Greffier, lors des débats : Mme Sylvie BENARDEAU

L'affaire a été communiquée au ministère public, représenté lors des débats par Madame DE CHOISEUL PRASLIN Laure, substitut général, qui a déposé des conclusions préalablement à l'audience et a fait connaître oralement son avis lors des débats.

ARRET :

- contradictoire

- par mise à disposition de l'arrêt au greffe de la Cour, les parties en ayant été préalablement avisées dans les conditions prévues au deuxième alinéa de l'article 450 du code de procédure civile.

- signé par M. Jacques BICHARD, président et par Mme Sylvie BENARDEAU, greffier .

Le 1er octobre 2011, vers 22 heures 30, au restaurant 'Mac Donald', [Adresse 1], M. [L] [K], de nationalité française, d'origine africaine, alors âgé de 19 ans, qui se trouvait en compagnie de M. [R] [B], a fait l'objet, ainsi que son ami, d'un contrôle d'identité par les services de police qui ont procédé à sa fouille, le contrôle se terminant sans incident.

Le 6 mars 2012, par l'intermédiaire de son conseil, M. [L] [K] a demandé au ministre de l'intérieur de bien vouloir justifier sous quinzaine des motifs dudit contrôle.

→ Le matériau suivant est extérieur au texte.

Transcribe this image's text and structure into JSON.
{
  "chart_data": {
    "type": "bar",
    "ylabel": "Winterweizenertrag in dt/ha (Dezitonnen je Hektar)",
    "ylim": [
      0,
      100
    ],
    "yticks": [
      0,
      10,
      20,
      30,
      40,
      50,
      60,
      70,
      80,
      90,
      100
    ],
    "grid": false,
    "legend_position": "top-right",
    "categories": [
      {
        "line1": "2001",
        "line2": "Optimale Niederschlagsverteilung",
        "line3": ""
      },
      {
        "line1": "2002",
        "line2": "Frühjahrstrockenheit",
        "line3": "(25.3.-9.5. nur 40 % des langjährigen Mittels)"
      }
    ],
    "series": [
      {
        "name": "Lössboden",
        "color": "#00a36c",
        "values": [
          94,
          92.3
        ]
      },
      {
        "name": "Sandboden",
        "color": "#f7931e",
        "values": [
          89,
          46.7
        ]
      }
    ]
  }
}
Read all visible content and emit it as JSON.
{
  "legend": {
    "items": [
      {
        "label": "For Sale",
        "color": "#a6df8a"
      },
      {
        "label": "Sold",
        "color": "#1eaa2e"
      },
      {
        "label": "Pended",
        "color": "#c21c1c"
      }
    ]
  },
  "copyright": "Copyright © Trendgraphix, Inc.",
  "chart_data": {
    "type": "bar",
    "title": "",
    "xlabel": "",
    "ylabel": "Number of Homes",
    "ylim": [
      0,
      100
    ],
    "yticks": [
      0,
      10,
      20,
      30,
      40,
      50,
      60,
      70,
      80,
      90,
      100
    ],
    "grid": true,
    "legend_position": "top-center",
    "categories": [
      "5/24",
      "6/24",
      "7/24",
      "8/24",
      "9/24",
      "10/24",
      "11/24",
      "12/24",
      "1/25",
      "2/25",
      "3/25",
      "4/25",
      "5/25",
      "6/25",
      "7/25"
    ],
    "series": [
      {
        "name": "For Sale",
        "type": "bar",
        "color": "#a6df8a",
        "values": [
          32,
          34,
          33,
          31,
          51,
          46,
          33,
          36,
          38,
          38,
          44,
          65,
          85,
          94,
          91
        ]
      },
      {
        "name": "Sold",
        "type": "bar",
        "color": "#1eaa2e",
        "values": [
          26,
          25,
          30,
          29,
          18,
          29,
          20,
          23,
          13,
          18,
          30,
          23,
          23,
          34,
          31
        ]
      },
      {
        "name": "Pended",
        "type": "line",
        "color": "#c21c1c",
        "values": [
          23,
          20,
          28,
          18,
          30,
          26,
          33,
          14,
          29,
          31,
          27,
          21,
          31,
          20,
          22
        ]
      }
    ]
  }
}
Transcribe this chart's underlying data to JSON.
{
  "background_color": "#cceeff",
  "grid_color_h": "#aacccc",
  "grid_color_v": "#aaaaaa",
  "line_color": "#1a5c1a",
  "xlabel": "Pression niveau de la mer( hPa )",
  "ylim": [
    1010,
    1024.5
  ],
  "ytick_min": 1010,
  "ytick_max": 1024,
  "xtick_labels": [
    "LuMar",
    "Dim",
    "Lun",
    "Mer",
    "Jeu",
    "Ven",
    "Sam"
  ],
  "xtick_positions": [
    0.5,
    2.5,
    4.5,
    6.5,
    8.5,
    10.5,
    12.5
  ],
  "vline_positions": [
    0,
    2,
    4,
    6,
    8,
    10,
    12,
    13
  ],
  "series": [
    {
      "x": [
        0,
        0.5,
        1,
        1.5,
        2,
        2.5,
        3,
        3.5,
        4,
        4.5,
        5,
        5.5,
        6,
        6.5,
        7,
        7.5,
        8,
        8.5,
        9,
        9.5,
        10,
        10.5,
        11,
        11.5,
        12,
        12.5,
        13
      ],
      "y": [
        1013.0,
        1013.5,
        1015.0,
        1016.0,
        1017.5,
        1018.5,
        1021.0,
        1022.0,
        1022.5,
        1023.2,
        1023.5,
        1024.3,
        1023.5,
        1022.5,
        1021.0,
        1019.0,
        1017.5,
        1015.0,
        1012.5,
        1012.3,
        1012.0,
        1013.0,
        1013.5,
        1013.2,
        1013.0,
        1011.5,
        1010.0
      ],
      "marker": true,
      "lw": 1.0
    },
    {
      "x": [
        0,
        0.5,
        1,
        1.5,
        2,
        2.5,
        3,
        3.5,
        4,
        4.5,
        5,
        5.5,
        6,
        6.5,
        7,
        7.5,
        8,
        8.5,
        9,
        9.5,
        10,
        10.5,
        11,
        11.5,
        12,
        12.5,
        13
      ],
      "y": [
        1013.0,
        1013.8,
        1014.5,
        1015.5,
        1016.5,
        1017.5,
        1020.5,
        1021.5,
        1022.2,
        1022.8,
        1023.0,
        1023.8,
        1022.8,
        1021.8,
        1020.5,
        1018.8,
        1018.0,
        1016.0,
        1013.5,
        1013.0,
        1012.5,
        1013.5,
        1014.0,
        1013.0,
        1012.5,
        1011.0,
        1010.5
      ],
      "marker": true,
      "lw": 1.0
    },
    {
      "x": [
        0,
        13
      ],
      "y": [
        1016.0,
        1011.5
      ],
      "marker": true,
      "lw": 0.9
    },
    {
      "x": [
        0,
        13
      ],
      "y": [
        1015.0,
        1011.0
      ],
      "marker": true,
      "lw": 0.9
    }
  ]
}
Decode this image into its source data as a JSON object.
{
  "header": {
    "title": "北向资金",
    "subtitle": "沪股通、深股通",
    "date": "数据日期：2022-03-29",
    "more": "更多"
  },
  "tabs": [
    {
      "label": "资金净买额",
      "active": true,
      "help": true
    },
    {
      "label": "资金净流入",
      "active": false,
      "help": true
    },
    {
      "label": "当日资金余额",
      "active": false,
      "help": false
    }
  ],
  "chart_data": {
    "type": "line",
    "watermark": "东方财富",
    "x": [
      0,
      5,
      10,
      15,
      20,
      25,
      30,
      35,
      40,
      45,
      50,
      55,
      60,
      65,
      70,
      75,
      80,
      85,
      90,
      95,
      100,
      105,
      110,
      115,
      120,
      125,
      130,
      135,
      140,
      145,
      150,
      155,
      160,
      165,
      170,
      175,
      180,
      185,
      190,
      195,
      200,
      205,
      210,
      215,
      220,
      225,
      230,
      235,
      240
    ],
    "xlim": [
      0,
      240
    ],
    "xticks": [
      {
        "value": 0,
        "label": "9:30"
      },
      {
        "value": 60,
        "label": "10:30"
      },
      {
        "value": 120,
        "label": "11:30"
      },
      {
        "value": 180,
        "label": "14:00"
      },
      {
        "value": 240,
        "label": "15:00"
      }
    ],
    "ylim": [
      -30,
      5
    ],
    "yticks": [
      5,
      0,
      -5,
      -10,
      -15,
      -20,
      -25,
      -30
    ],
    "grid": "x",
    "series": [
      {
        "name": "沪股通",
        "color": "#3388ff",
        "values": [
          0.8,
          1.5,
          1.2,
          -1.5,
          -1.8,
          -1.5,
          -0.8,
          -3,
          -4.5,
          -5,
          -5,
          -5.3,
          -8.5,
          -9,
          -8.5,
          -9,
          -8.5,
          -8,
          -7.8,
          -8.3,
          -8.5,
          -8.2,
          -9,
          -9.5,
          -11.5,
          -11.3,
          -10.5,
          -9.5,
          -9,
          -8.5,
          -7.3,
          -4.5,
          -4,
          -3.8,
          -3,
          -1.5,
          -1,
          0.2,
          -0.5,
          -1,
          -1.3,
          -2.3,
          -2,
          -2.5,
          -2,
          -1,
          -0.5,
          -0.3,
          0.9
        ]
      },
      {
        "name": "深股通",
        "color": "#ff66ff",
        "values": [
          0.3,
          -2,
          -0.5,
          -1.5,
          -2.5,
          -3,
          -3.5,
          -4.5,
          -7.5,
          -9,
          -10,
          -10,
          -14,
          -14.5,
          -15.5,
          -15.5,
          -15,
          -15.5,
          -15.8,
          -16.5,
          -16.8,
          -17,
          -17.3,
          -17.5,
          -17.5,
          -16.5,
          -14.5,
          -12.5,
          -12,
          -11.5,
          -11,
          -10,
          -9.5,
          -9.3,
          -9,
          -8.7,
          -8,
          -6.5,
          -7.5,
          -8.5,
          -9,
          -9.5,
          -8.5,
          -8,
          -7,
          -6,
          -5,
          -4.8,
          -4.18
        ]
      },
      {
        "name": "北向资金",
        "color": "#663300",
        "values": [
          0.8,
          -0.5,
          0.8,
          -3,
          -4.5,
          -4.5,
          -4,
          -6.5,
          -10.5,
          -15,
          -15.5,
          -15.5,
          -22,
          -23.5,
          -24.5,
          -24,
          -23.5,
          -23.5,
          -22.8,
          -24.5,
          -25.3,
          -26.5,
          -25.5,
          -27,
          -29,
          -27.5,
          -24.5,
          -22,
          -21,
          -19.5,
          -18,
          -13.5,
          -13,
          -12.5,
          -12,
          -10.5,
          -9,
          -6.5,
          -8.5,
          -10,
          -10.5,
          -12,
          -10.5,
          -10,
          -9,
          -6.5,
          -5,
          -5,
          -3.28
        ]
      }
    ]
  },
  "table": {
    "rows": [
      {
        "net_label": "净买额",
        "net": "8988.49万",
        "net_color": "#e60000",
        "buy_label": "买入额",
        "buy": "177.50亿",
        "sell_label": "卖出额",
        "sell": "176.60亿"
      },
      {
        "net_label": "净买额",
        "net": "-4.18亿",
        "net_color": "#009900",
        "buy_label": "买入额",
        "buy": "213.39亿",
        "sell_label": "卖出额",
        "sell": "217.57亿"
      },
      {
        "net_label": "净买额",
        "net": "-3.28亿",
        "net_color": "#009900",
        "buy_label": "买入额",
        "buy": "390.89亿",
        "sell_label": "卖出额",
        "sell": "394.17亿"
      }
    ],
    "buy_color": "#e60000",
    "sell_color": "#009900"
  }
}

N'ayant obtenu d'autre réponse que celle qui lui a été faite le 16 mars 2012 aux termes de laquelle l'autorité ministérielle lui a fait savoir qu'elle allait saisir la direction générale de la police nationale aux fins de réalisation d'un examen approprié de sa situation, M. [L] [K], par acte du 11 avril 2012, a fait assigner l'agent judiciaire de l'Etat , aux fins de faire constater le caractère discriminatoire du contrôle dont il avait fait l'objet et d'être indemnisé de son préjudice moral, devant le tribunal de grande instance de Paris dont il a déféré à la cour le jugement rendu le 2 octobre 2013 .

***

Vu le jugement entrepris qui a débouté M. [L] [K] de ses demandes, dit n'y avoir lieu à application des dispositions de l'article 700 du code de procédure civile et l'a condamné aux dépens .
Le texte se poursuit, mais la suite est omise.